Atualmente há registro de que apenas cinco homens exercem a profissão no município

Conhecida por ser o berço da fiação catarinense, Brusque carrega resquícios da manufatura de artigos do vestuário desde os anos de 1800, com a chegada dos primeiros alfaiates no município. Por meio do talento destes profissionais, as pessoas vestem-se com peças sob medida e produzidas com detalhes exclusivos. Atualmente há registros de apenas cinco alfaiates em atividade na cidade, que há aproximadamente 60 anos trabalham com amor e paciência para entregar roupas com qualidade e requinte à população.

Renato Riffel, professor da disciplina de História da Moda da Universidade do Vale do Itajaí (Univali) é pesquisador do tema alfaiates há muitos anos. Ele realizou uma especialização em Moda na Universidade do Estado de Santa Catarina (Udesc) no qual escreveu sobre a reformulação das atividades dos alfaiates em Brusque na década de 1970, a partir da entrada das roupas prontas para vestir.

“De ‘berço da fiação catarinense’, título ostentado com orgulho por abrigar empresas pioneiras do ramo têxtil, a cidade se transformou em ‘capital da pronta-entrega’, evidenciando sua vocação atual como pólo produtor de vestuário. Mas a afinidade dessa região com a manufatura de artigos do vestuário talvez tenha começado antes mesmo da instalação das indústrias têxteis e do boom das confecções. É possível supor que essa propensão tenha se iniciado juntamente com a chegada dos primeiros imigrantes à região, quando ali aportaram os primeiros alfaiates”, diz Riffel.

Conforme sua pesquisa, há uma listagem oficial correspondente às dez famílias que iniciaram a colonização na região do Vale do Itajaí-Mirim em 4 de agosto de 1860, onde constatou-se que o primeiro alfaiate que chegou à região foi João José Scharfenberg, de 32 anos.

Procedente da Prússia ou de Hesse (Darmstadt), o artesão veio tentar a vida no novo mundo acompanhado de sua esposa, de seus quatro filhos e de um agregado. Nesse mesmo ano chegaram à localidade mais 32 famílias e, entre os nomes relacionados, outro alfaiate: José Waeschenfelder, este natural de Baden, também acompanhado da esposa e de duas filhas.

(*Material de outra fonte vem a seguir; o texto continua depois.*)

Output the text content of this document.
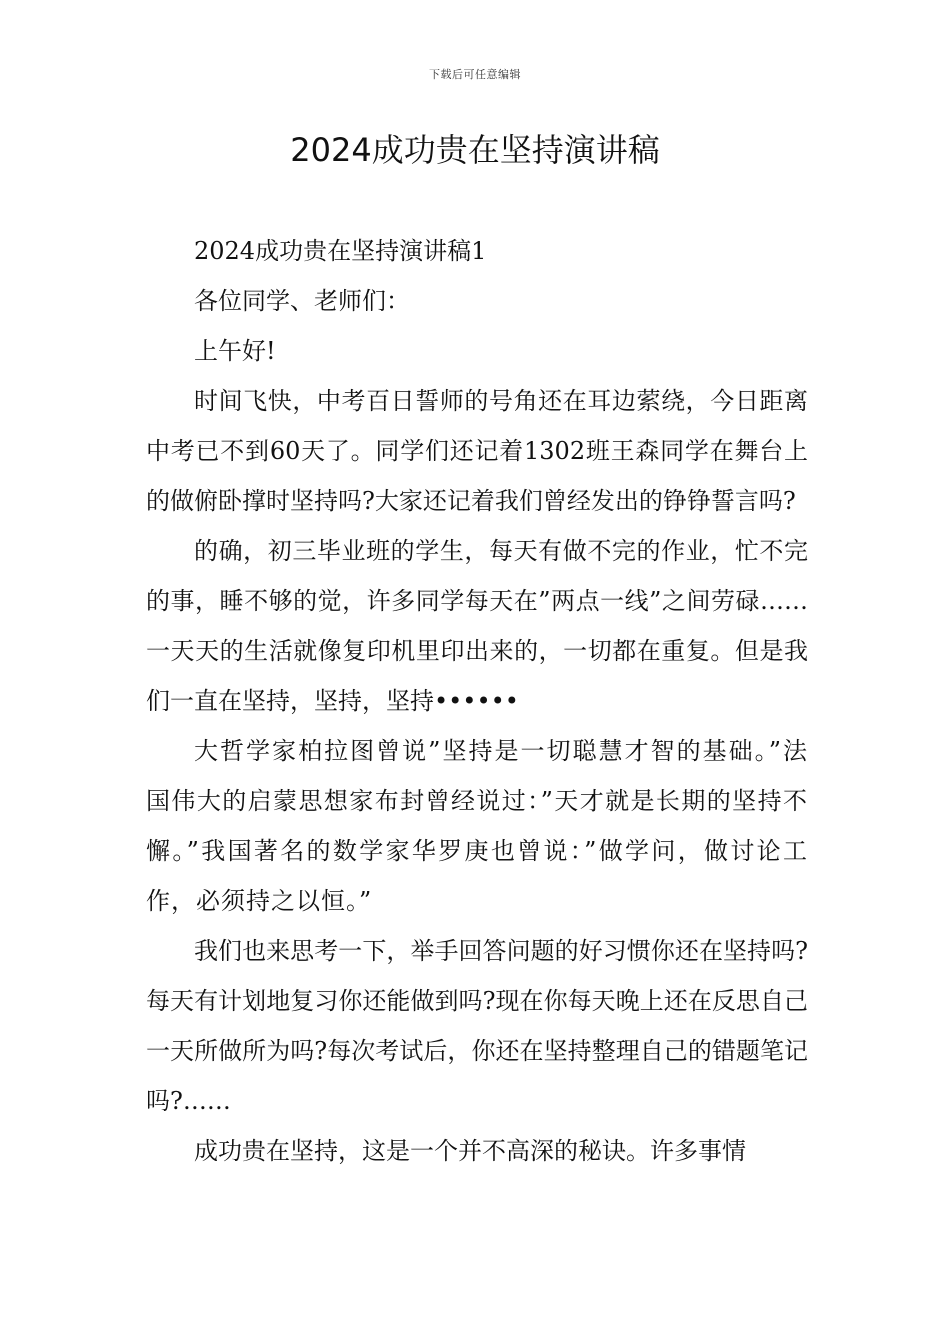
下载后可任意编辑
2024成功贵在坚持演讲稿

2024成功贵在坚持演讲稿1

各位同学、老师们：

上午好!

时间飞快，中考百日誓师的号角还在耳边萦绕，今日距离中考已不到60天了。同学们还记着1302班王森同学在舞台上的做俯卧撑时坚持吗?大家还记着我们曾经发出的铮铮誓言吗?

的确，初三毕业班的学生，每天有做不完的作业，忙不完的事，睡不够的觉，许多同学每天在”两点一线”之间劳碌……一天天的生活就像复印机里印出来的，一切都在重复。但是我们一直在坚持，坚持，坚持••••••

大哲学家柏拉图曾说”坚持是一切聪慧才智的基础。”法国伟大的启蒙思想家布封曾经说过：”天才就是长期的坚持不懈。”我国著名的数学家华罗庚也曾说：”做学问，做讨论工作，必须持之以恒。”

我们也来思考一下，举手回答问题的好习惯你还在坚持吗?每天有计划地复习你还能做到吗?现在你每天晚上还在反思自己一天所做所为吗?每次考试后，你还在坚持整理自己的错题笔记吗?……

成功贵在坚持，这是一个并不高深的秘诀。许多事情
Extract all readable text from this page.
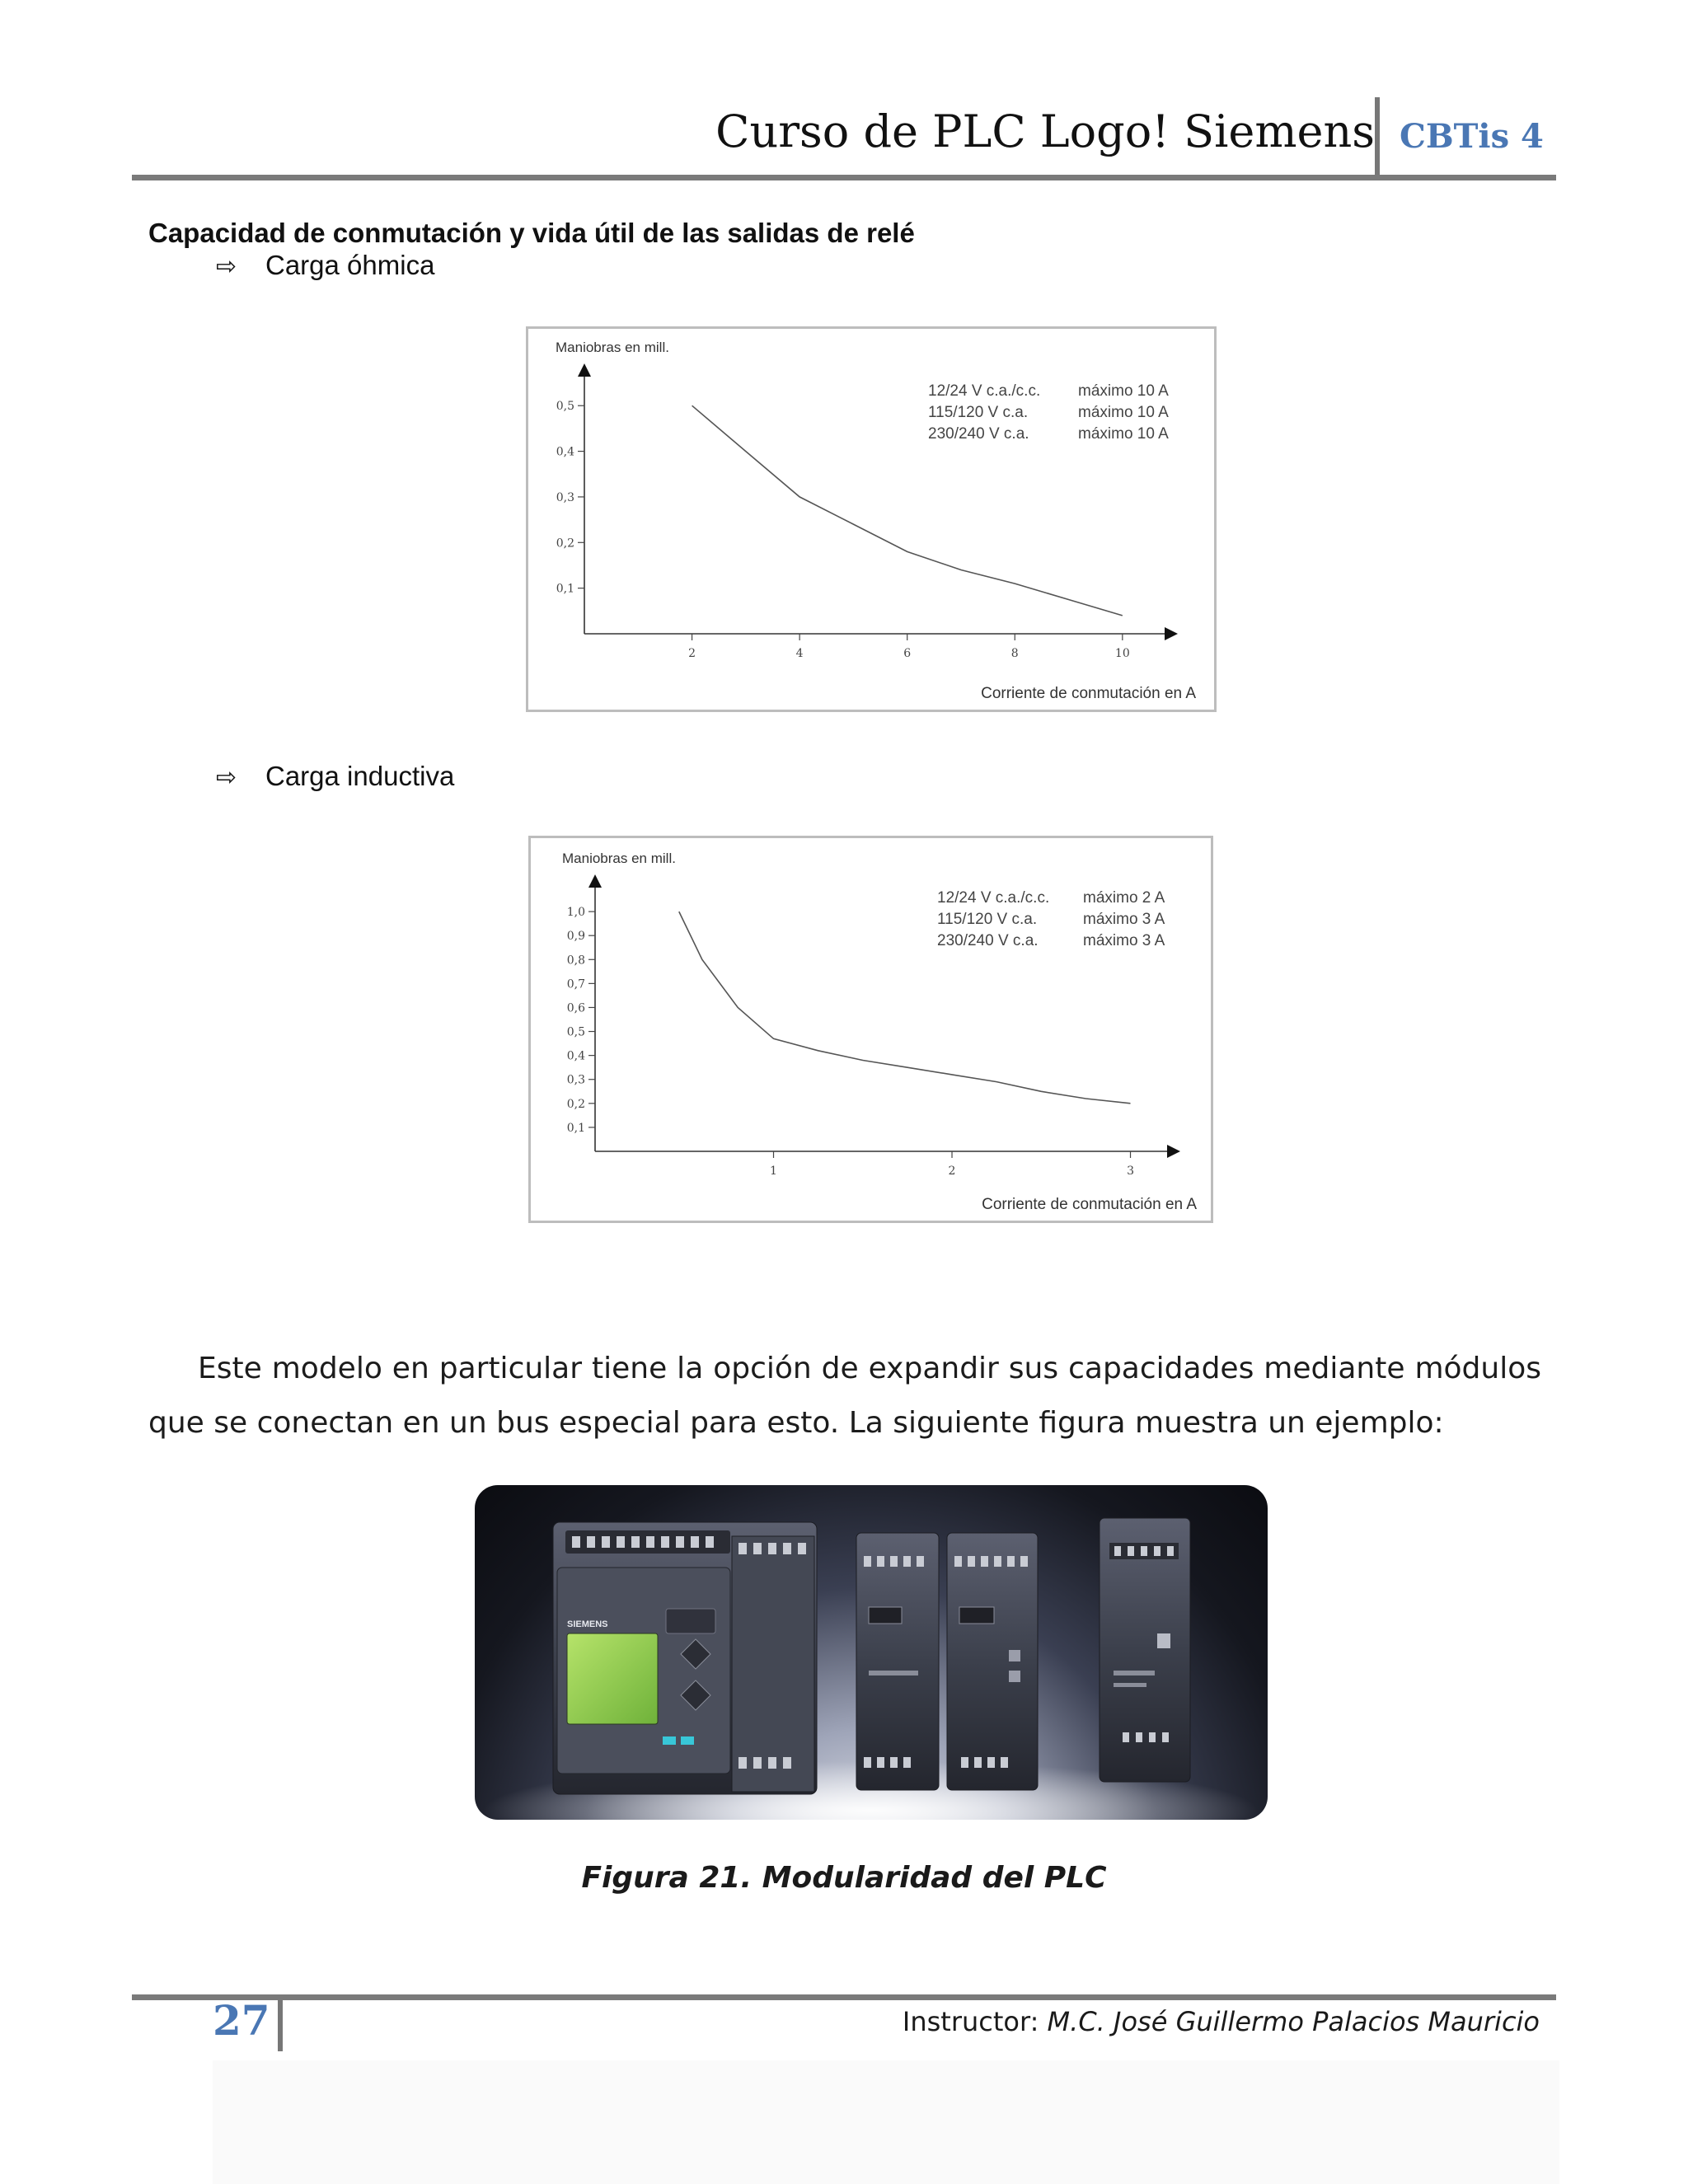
Curso de PLC Logo! Siemens CBTis 4
Capacidad de conmutación y vida útil de las salidas de relé
⇨ Carga óhmica
Maniobras en mill.
2	4	6	8	10
0,5
0,4
0,3
0,2
0,1
Corriente de conmutación en A
12/24 V c.a./c.c. máximo 10 A
115/120 V c.a.	máximo 10 A
230/240 V c.a.	máximo 10 A
⇨ Carga inductiva
Maniobras en mill.
1	2	3
1,0
0,9
0,8
0,7
0,6
0,5
0,4
0,3
0,2
0,1
Corriente de conmutación en A
12/24 V c.a./c.c. máximo 2 A
115/120 V c.a.	máximo 3 A
230/240 V c.a.	máximo 3 A
Este modelo en particular tiene la opción de expandir sus capacidades mediante módulos que se conectan en un bus especial para esto. La siguiente figura muestra un ejemplo:
SIEMENS
Figura 21. Modularidad del PLC
27	Instructor: M.C. José Guillermo Palacios Mauricio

O professor afirma que em um mapa estatístico da população da colônia, elaborado em 1862, estão relacionados ainda os nomes de mais quatro alfaiates: Damiano Dei, João Korman, Nicolau Schmidt e Carlos Sacht.

Em setembro de 1863 chegaram à localidade duas famílias transferidas de Teresópolis. No documento que menciona o ocorrido, o chefe de uma dessas famílias é apontado como alfaiate: Henrique Wenning, de 48 anos, natural da Prússia, casado com Maria e tendo como filhos Henriqueta e Liseta.

Ocasiões festivas

Segundo Riffel, feitas as contas e, considerando os registros oficiais da época, o ano de 1864 havia um contingente de cinco alfaiates estabelecidos na região, atendendo a uma população de pouco mais de mil habitantes. Já em 1875, o número passou para 14. Os profissionais eram requisitados, sobretudo, para fazer trajes para ocasiões especiais.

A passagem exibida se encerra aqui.